Wednesday, March 20, 2019
I read a quote today: “The first day of Spring is not the same as the first Spring day”… I must agree with that one.
It’s raining again this afternoon. Monday and Tuesday were quite nice, with lots of sun and calm winds. The temps got to about 50ºF, and so it was pleasant to be outside. Several little jobs got done on those two nice days.
The CIH 220 field cultivator was pulled out and given some maintenance. It needed about a dozen new sweeps. The tire pressures were corrected. The folding and lift systems were lubricated, along with the rolling basket on the rear.
In other news, we traded for a new (to us) JD 712FC corn head… one that folds for transport. Now, to move from field to field, I’ll just touch a button, rather than detach the head and place on a wagon to pull end-wise. It should simplify the process of getting from one field to the next. Plus, it’s 9 years newer than the old 612C! We would expect for this corn head to be around here for a long time.
Also, the new CIH 2150 corn planter arrived Monday evening. It is the same size, 24-row, 30″ as our previous CIH 1250 planter, but about the only thing that seems the same is the red paint. The row planting units are completely different, with individual electric drive, and the Precision Planting Delta Force down-pressure system. The row cleaners are a new style. Even the gray seed boxes are different. We don’t have all the bells and whistles from PP, but this down force system seemed like a very logical improvement.

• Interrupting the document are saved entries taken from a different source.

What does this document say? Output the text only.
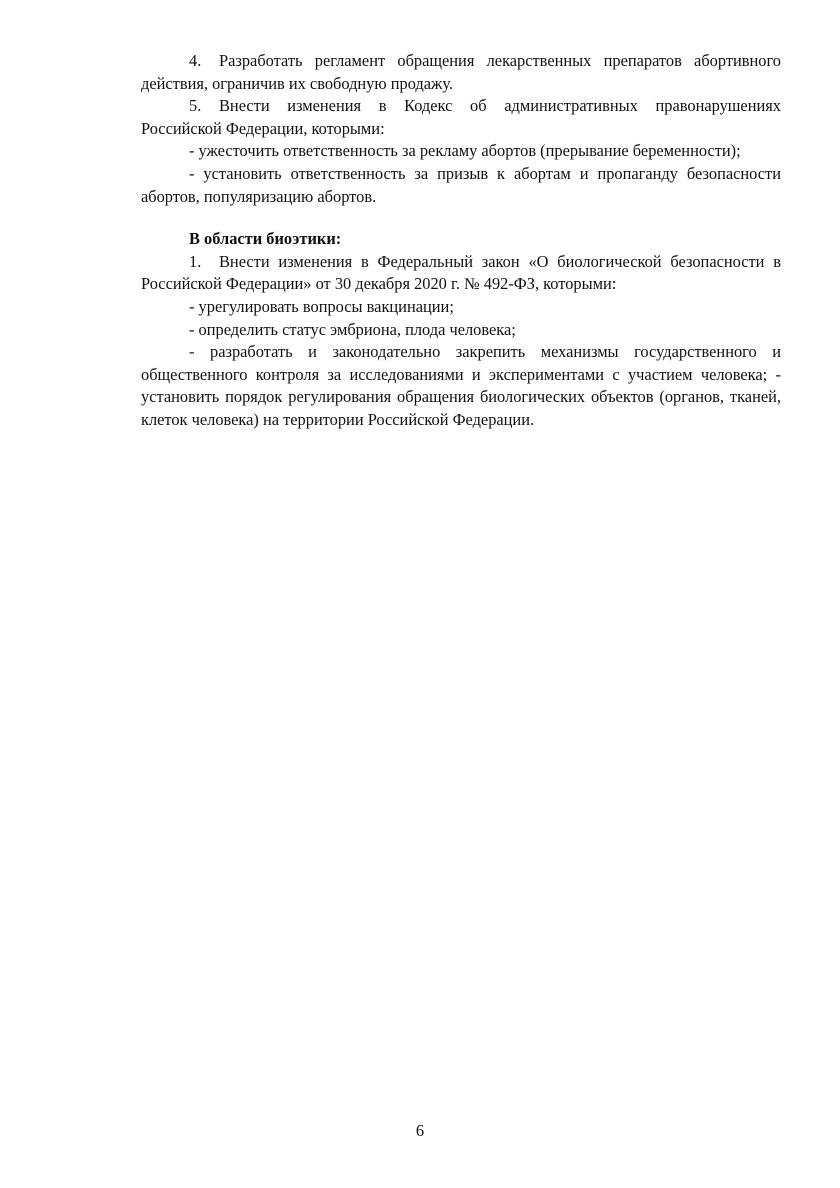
4. Разработать регламент обращения лекарственных препаратов абортивного действия, ограничив их свободную продажу.

5. Внести изменения в Кодекс об административных правонарушениях Российской Федерации, которыми:

- ужесточить ответственность за рекламу абортов (прерывание беременности);

- установить ответственность за призыв к абортам и пропаганду безопасности абортов, популяризацию абортов.

В области биоэтики:

1. Внести изменения в Федеральный закон «О биологической безопасности в Российской Федерации» от 30 декабря 2020 г. № 492-ФЗ, которыми:

- урегулировать вопросы вакцинации;

- определить статус эмбриона, плода человека;

- разработать и законодательно закрепить механизмы государственного и общественного контроля за исследованиями и экспериментами с участием человека; - установить порядок регулирования обращения биологических объектов (органов, тканей, клеток человека) на территории Российской Федерации.

6
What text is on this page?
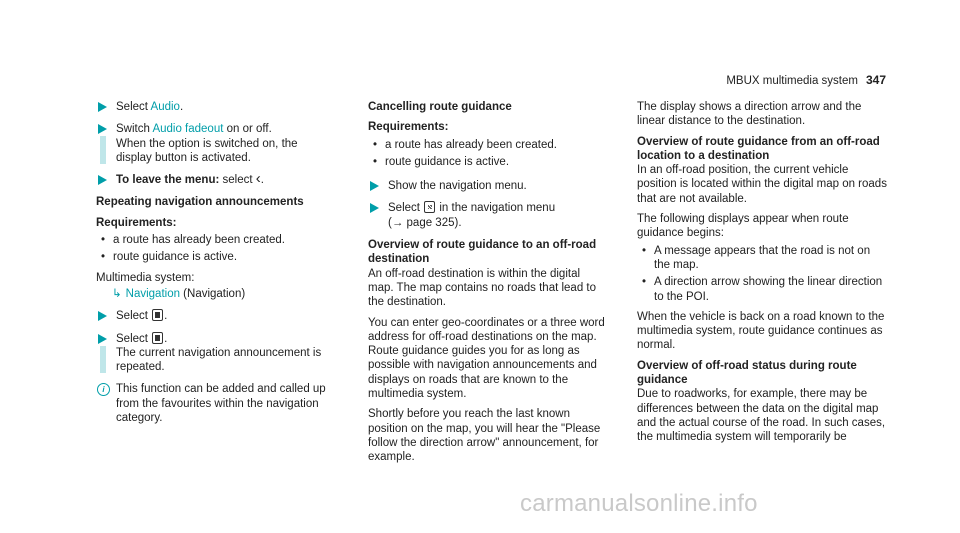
MBUX multimedia system 347
Select Audio.
Switch Audio fadeout on or off.
When the option is switched on, the display button is activated.
To leave the menu: select ‹.

Repeating navigation announcements

Requirements:

• a route has already been created.
• route guidance is active.

Multimedia system:

↳ Navigation (Navigation)
Select .
Select .
The current navigation announcement is repeated.
i This function can be added and called up from the favourites within the navigation category.

Cancelling route guidance

Requirements:

• a route has already been created.
• route guidance is active.
Show the navigation menu.
Select  in the navigation menu
(→ page 325).

Overview of route guidance to an off-road destination

An off-road destination is within the digital map. The map contains no roads that lead to the destination.

You can enter geo-coordinates or a three word address for off-road destinations on the map. Route guidance guides you for as long as possible with navigation announcements and displays on roads that are known to the multimedia system.

Shortly before you reach the last known position on the map, you will hear the "Please follow the direction arrow" announcement, for example.

The display shows a direction arrow and the linear distance to the destination.

Overview of route guidance from an off-road location to a destination

In an off-road position, the current vehicle position is located within the digital map on roads that are not available.

The following displays appear when route guidance begins:

• A message appears that the road is not on the map.
• A direction arrow showing the linear direction to the POI.

When the vehicle is back on a road known to the multimedia system, route guidance continues as normal.

Overview of off-road status during route guidance

Due to roadworks, for example, there may be differences between the data on the digital map and the actual course of the road. In such cases, the multimedia system will temporarily be

carmanualsonline.info
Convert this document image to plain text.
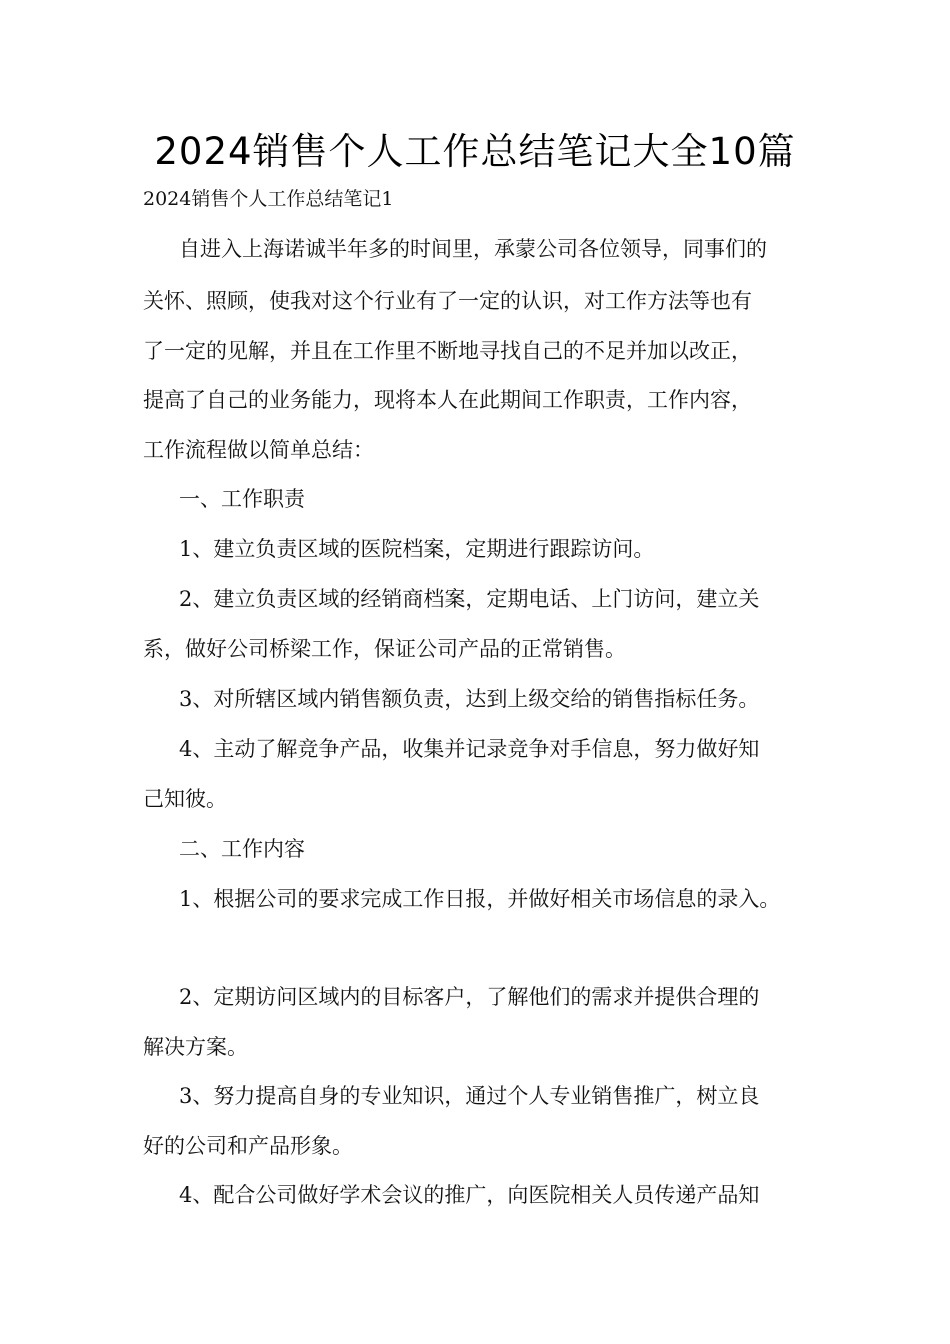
2024销售个人工作总结笔记大全10篇
2024销售个人工作总结笔记1
自进入上海诺诚半年多的时间里，承蒙公司各位领导，同事们的
关怀、照顾，使我对这个行业有了一定的认识，对工作方法等也有
了一定的见解，并且在工作里不断地寻找自己的不足并加以改正，
提高了自己的业务能力，现将本人在此期间工作职责，工作内容，
工作流程做以简单总结：
一、工作职责
1、建立负责区域的医院档案，定期进行跟踪访问。
2、建立负责区域的经销商档案，定期电话、上门访问，建立关
系，做好公司桥梁工作，保证公司产品的正常销售。
3、对所辖区域内销售额负责，达到上级交给的销售指标任务。
4、主动了解竞争产品，收集并记录竞争对手信息，努力做好知
己知彼。
二、工作内容
1、根据公司的要求完成工作日报，并做好相关市场信息的录入。
2、定期访问区域内的目标客户，了解他们的需求并提供合理的
解决方案。
3、努力提高自身的专业知识，通过个人专业销售推广，树立良
好的公司和产品形象。
4、配合公司做好学术会议的推广，向医院相关人员传递产品知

We met yesterday with our reps from Dekalb and Nutrien to discuss a specialized corn planting prescription service made possible through Climate.com. After reviewing their proposal, we are putting this service into action in one large field with highly variable soil types. This new Climate.com feature, called Advance Scripting, utilizes many factors to recommend a presciption–including previous yield histories, the traits of the particular variety being planted, and satellite field health imagery. We will directly measure the results of variable-rate (VR) planting to a static (or single) planting rate. Ross’s new planter will have the capability to plant half-width with the VR, and the other half with single-rate. This will make the entire 170 acre field a test plot to see if the VR brings value. We have been reluctant to use prescriptions for corn planting, because of our inability to quantify its effects. But with this new planter and FieldView technology, we will be able to determine just how much value VR brings to our corn crop.
Brandon used the two good-weather days to repair tile holes. These occur when the underlying drainage tile develops a defect or hole, then the soil erodes away to the surface, creating a ’tile hole’. He uses the backhoe and a hand shovel to reveal the problem, then uses some plastic tile to repair the defect. Then, the excavation is refilled, and voila! no more hole.
Because it’s raining outside, John and Brandon are working in our shop, fabricating a metering dispenser to add the talc and graphite seed treatment to the auger delivery system of our Easi-Load seed tender trailer. Rather than dumping talc/graphite mixture into the top of the planter seed box, this will more uniformly distribute this seed treatment throughout the planter’s seed filling process. The talc/graphite is a type of lubricant that improves the flow of the seed through the planter’s vacuum metering system.
Looking at the calendar, it’s telling us it would be nice to begin some field work. But, as always, we will use the days that we are given. There is rain in the forecast off and on through next week. Any field work in March is like a bonus, but once April arrives, we like to get going. Just remember in 2018, we had snow in mid-April… and we were able to get the crops planted in a reasonable time anyway. So, we will see what comes. The One who knows what weather is coming is not telling… He just wants us to trust Him.
I think we are pretty much ‘ready’ for spring field work.